Ah, voilà une très bonne chose dans ce scénar :
Cicéron !!! Sacré velléitaire, ce citoyen-là ! Je crois bien que c’est la première fois qu’il apparaît dans « Alix »… On voit rarement Cicéron dans les BD : c’était un opportuniste infatué de lui-même, et la manière dont il a jugulé le « coup d’Etat » de Catilina en -63 pose bien des questions; notamment du fait de l’exécution sommaire et sans jugement de témoins gênants.
Mais quelle sacrée bonne plume ! Il s’est racheté par sa littérature qui nous apporte une incroyable somme d’informations sur les événements de son temps. Reste à se demander où se niche l’objectivité dans tout ça.
Tout comme Pompée, Cicéron était un « homme nouveau », et le Sénat – qui se méfiait d’eux – chercha à les instrumentaliser.
J’ai bien ri en voyant p.12 sa fille, Tullia, se fiancer avec M. Petreius pendant les Saturnales de -50 (16-18 décembre). À cette époque, ledit Petreius devait déguster des sardiñas en Lusitanie [Portugal], légat du proconsul Pompée qui, lui, préférait rester à Rome. Mais comme nous sommes dans une fiction, rien n’interdit de penser qu’il était revenu à Rome pour y fêter Noël !
Plus embêtant, c’est qu’à ce moment-là la main de Tullia n’était plus à prendre ! Celle-ci avait épousé P. Cornelius Dolabella cinq mois auparavant (juillet -50), dont elle accouchera d’un fils prématuré le 17 mai -49. Le couple divorcera en 46.
Rappelons que le gendre de Cicéron, Dolabella, était un partisan de César aux côtés de qui il combattra les Pompéiens à Pharsale (48), à Thapsus (46) [=> PAR DELA LE STYX] et à Munda (45) [=> L’IBÈRE p.43]. Même si ces BD ne l’y mentionnent pas.
UCHRONIE ? Raymond a écrit: On a dit que cette histoire faisait suite aux Légions perdues, et c'est chronologiquement inexact, mais il est vrai qu'elle permet le retour de Garofula.
De fait…
Les légions perdues font expressément référence au siège d’Avaricum qui eut lieu en avril 52. Et il avait été précédé par l’épisode de César et ses renforts traversant les Cévennes enneigées (hiver 53-52), qui inspirera à Martin la traversée des Alpes par l’armée du général Horatius.
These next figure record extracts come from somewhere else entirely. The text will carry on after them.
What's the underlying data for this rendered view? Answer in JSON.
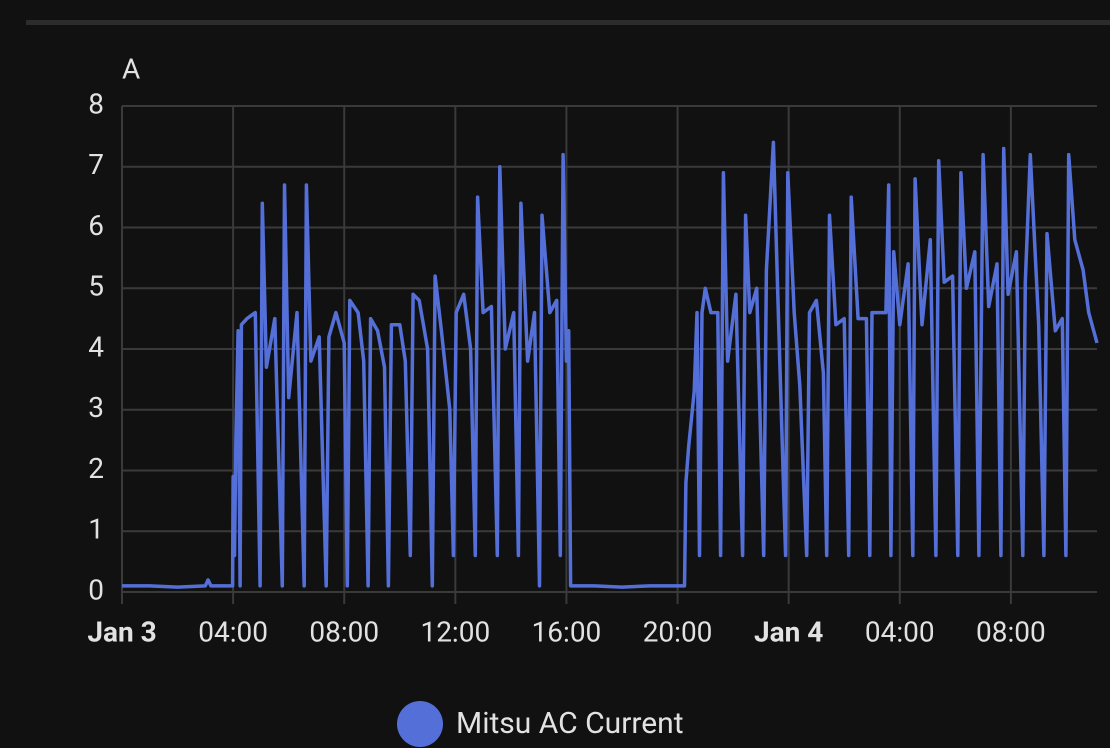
{
  "chart_data": {
    "type": "line",
    "y_unit_label": "A",
    "xlim": [
      0,
      35.1
    ],
    "ylim": [
      0,
      8
    ],
    "xticks": [
      {
        "value": 0,
        "label": "Jan 3"
      },
      {
        "value": 4,
        "label": "04:00"
      },
      {
        "value": 8,
        "label": "08:00"
      },
      {
        "value": 12,
        "label": "12:00"
      },
      {
        "value": 16,
        "label": "16:00"
      },
      {
        "value": 20,
        "label": "20:00"
      },
      {
        "value": 24,
        "label": "Jan 4"
      },
      {
        "value": 28,
        "label": "04:00"
      },
      {
        "value": 32,
        "label": "08:00"
      }
    ],
    "yticks": [
      0,
      1,
      2,
      3,
      4,
      5,
      6,
      7,
      8
    ],
    "grid": true,
    "x": [
      0,
      1,
      2,
      3,
      3.1,
      3.2,
      3.98,
      4.0,
      4.05,
      4.1,
      4.18,
      4.25,
      4.3,
      4.5,
      4.8,
      4.97,
      5.05,
      5.2,
      5.5,
      5.77,
      5.85,
      6.0,
      6.3,
      6.56,
      6.64,
      6.8,
      7.1,
      7.35,
      7.45,
      7.7,
      8.0,
      8.11,
      8.2,
      8.5,
      8.7,
      8.86,
      8.95,
      9.2,
      9.45,
      9.59,
      9.7,
      10.0,
      10.2,
      10.38,
      10.48,
      10.7,
      11.0,
      11.17,
      11.27,
      11.5,
      11.8,
      11.93,
      12.03,
      12.3,
      12.55,
      12.72,
      12.8,
      13.0,
      13.3,
      13.51,
      13.6,
      13.8,
      14.1,
      14.27,
      14.36,
      14.6,
      14.85,
      15.03,
      15.12,
      15.4,
      15.65,
      15.78,
      15.88,
      16.0,
      16.08,
      16.15,
      17,
      18,
      19,
      20.25,
      20.3,
      20.4,
      20.6,
      20.7,
      20.79,
      20.88,
      21.0,
      21.2,
      21.45,
      21.55,
      21.65,
      21.8,
      22.1,
      22.34,
      22.45,
      22.6,
      22.85,
      23.1,
      23.2,
      23.45,
      23.6,
      23.89,
      23.97,
      24.2,
      24.4,
      24.65,
      24.75,
      25.0,
      25.25,
      25.37,
      25.47,
      25.7,
      26.0,
      26.16,
      26.25,
      26.5,
      26.8,
      26.92,
      27.0,
      27.5,
      27.6,
      27.68,
      27.78,
      28.0,
      28.3,
      28.47,
      28.55,
      28.8,
      29.1,
      29.3,
      29.4,
      29.6,
      29.9,
      30.09,
      30.2,
      30.4,
      30.7,
      30.85,
      31.0,
      31.2,
      31.5,
      31.64,
      31.74,
      31.9,
      32.2,
      32.43,
      32.52,
      32.7,
      33.0,
      33.19,
      33.3,
      33.6,
      33.85,
      33.98,
      34.08,
      34.3,
      34.6,
      34.8,
      35.1
    ],
    "series": [
      {
        "name": "Mitsu AC Current",
        "color": "#5470d8",
        "values": [
          0.1,
          0.1,
          0.08,
          0.1,
          0.2,
          0.1,
          0.1,
          1.9,
          0.6,
          2.5,
          4.3,
          0.1,
          4.4,
          4.5,
          4.6,
          0.1,
          6.4,
          3.7,
          4.5,
          0.1,
          6.7,
          3.2,
          4.6,
          0.1,
          6.7,
          3.8,
          4.2,
          0.1,
          4.2,
          4.6,
          4.1,
          0.1,
          4.8,
          4.6,
          3.8,
          0.1,
          4.5,
          4.3,
          3.7,
          0.1,
          4.4,
          4.4,
          3.8,
          0.6,
          4.9,
          4.8,
          4.0,
          0.1,
          5.2,
          4.3,
          3.0,
          0.6,
          4.6,
          4.9,
          4.0,
          0.6,
          6.5,
          4.6,
          4.7,
          0.6,
          7.0,
          4.0,
          4.6,
          0.6,
          6.4,
          3.8,
          4.6,
          0.1,
          6.2,
          4.6,
          4.8,
          0.6,
          7.2,
          3.8,
          4.3,
          0.1,
          0.1,
          0.08,
          0.1,
          0.1,
          1.8,
          2.4,
          3.3,
          4.6,
          0.6,
          4.6,
          5.0,
          4.6,
          4.6,
          0.6,
          6.9,
          3.8,
          4.9,
          0.6,
          6.2,
          4.6,
          5.0,
          0.6,
          5.3,
          7.4,
          5.0,
          0.6,
          6.9,
          4.6,
          3.4,
          0.6,
          4.6,
          4.8,
          3.6,
          0.6,
          6.2,
          4.4,
          4.5,
          0.6,
          6.5,
          4.5,
          4.5,
          0.6,
          4.6,
          4.6,
          6.7,
          0.6,
          5.6,
          4.4,
          5.4,
          0.6,
          6.8,
          4.4,
          5.8,
          0.6,
          7.1,
          5.1,
          5.2,
          0.6,
          6.9,
          5.0,
          5.6,
          0.6,
          7.2,
          4.7,
          5.4,
          0.6,
          7.3,
          4.9,
          5.6,
          0.6,
          5.1,
          7.2,
          4.4,
          0.6,
          5.9,
          4.3,
          4.5,
          0.6,
          7.2,
          5.8,
          5.3,
          4.6,
          4.1
        ]
      }
    ]
  }
}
LABIENUS Raymond a écrit: Dans un bon péplum, il faut quelques personnages historiques pour donner l'illusion de la réalité. Cette histoire respecte la règle et nous propose non seulement Jules César, Pompée et son fils Sextus Pompée, ainsi que Labénius, mais aussi le célèbre Cicéron et sa fille Tullia. Celle-ci entame bien sûr une relation amoureuse avec Alix.
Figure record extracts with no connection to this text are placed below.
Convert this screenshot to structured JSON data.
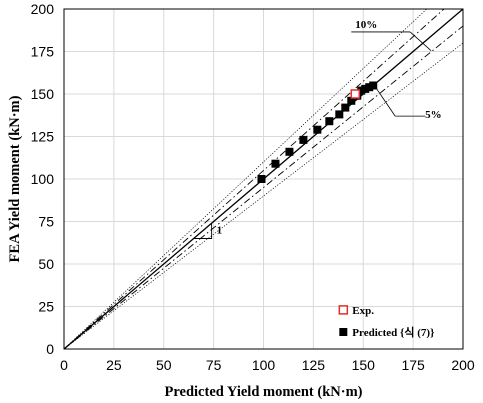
{
  "chart_data": {
    "type": "scatter",
    "xlabel": "Predicted Yield moment (kN·m)",
    "ylabel": "FEA Yield moment (kN·m)",
    "xlim": [
      0,
      200
    ],
    "ylim": [
      0,
      200
    ],
    "x_ticks": [
      "0",
      "25",
      "50",
      "75",
      "100",
      "125",
      "150",
      "175",
      "200"
    ],
    "y_ticks": [
      "0",
      "25",
      "50",
      "75",
      "100",
      "125",
      "150",
      "175",
      "200"
    ],
    "grid": true,
    "legend_position": "bottom-right",
    "series": [
      {
        "name": "Exp.",
        "marker": "open-square",
        "color": "#e0302a",
        "points": [
          [
            146,
            150
          ]
        ]
      },
      {
        "name": "Predicted {식 (7)}",
        "marker": "filled-square",
        "color": "#000000",
        "points": [
          [
            99,
            100
          ],
          [
            106,
            109
          ],
          [
            113,
            116
          ],
          [
            120,
            123
          ],
          [
            127,
            129
          ],
          [
            133,
            134
          ],
          [
            138,
            138
          ],
          [
            141,
            142
          ],
          [
            144,
            146
          ],
          [
            147,
            149
          ],
          [
            149,
            152
          ],
          [
            151,
            153
          ],
          [
            153,
            154
          ],
          [
            155,
            155
          ]
        ]
      }
    ],
    "reference_lines": [
      {
        "type": "solid",
        "slope": 1
      },
      {
        "type": "dashdot",
        "slopes": [
          1.05,
          0.95
        ]
      },
      {
        "type": "dotted",
        "slopes": [
          1.1,
          0.9
        ]
      }
    ],
    "annotations": {
      "ten_percent": "10%",
      "five_percent": "5%",
      "slope_label": "1"
    }
  }
}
Je ne saurais contredire ceci, frappé au coin du bon sens scénaristique :
« Il faut quelques personnages historiques pour donner l'illusion
de la réalité. »En ce qui concerne T. Labienus, il a pris fait et cause contre César seulement le 2 mars 49. Mais rien n’interdit de penser que dès décembre 50 il songeait à lâcher César. Je l’ai déjà dit ailleurs sur ce forum : originaire du Picenum tout comme Pompée, Labienus était un client de ce dernier ! Il a suivi César en Gaule parce que son patron Pompée était à ce moment allié à César. Tout change lorsque les deux triumvirs s’opposent. Labienus ne pouvait choisir que son camp. Les
groupies d’Alix doivent se représenter que dans l’antiquité romaine on ne fait pas n’importe quoi. Les allégeances et le clientélisme priment sur le reste…
BIBULUSPour ceux que cela intéresserait, l’amiral Bibulus [Marcus Calpurnius Bibulus], dont question pp.29-30 fut co-consul de César en -59. En parfait désaccord avec celui-ci, il préféra s’enfermer chez lui plutôt que l’exercer son mandat.
Si bien que les Romains goguenards parlaient de 59 comme du consulat de Jules & César, au lieu de César & Bibulus comme le veut la règle.
NAUMACHIE Raymond a écrit: Les Jeux du Cirque sont indissociables de la vie romaine, et cet album n'y fait pas défaut. Les auteurs nous proposent de plus une originale séquence de naumachie. Ce combat, rarement reconstitué dans les péplums, va permettre à Alix de se faire de précieux alliés.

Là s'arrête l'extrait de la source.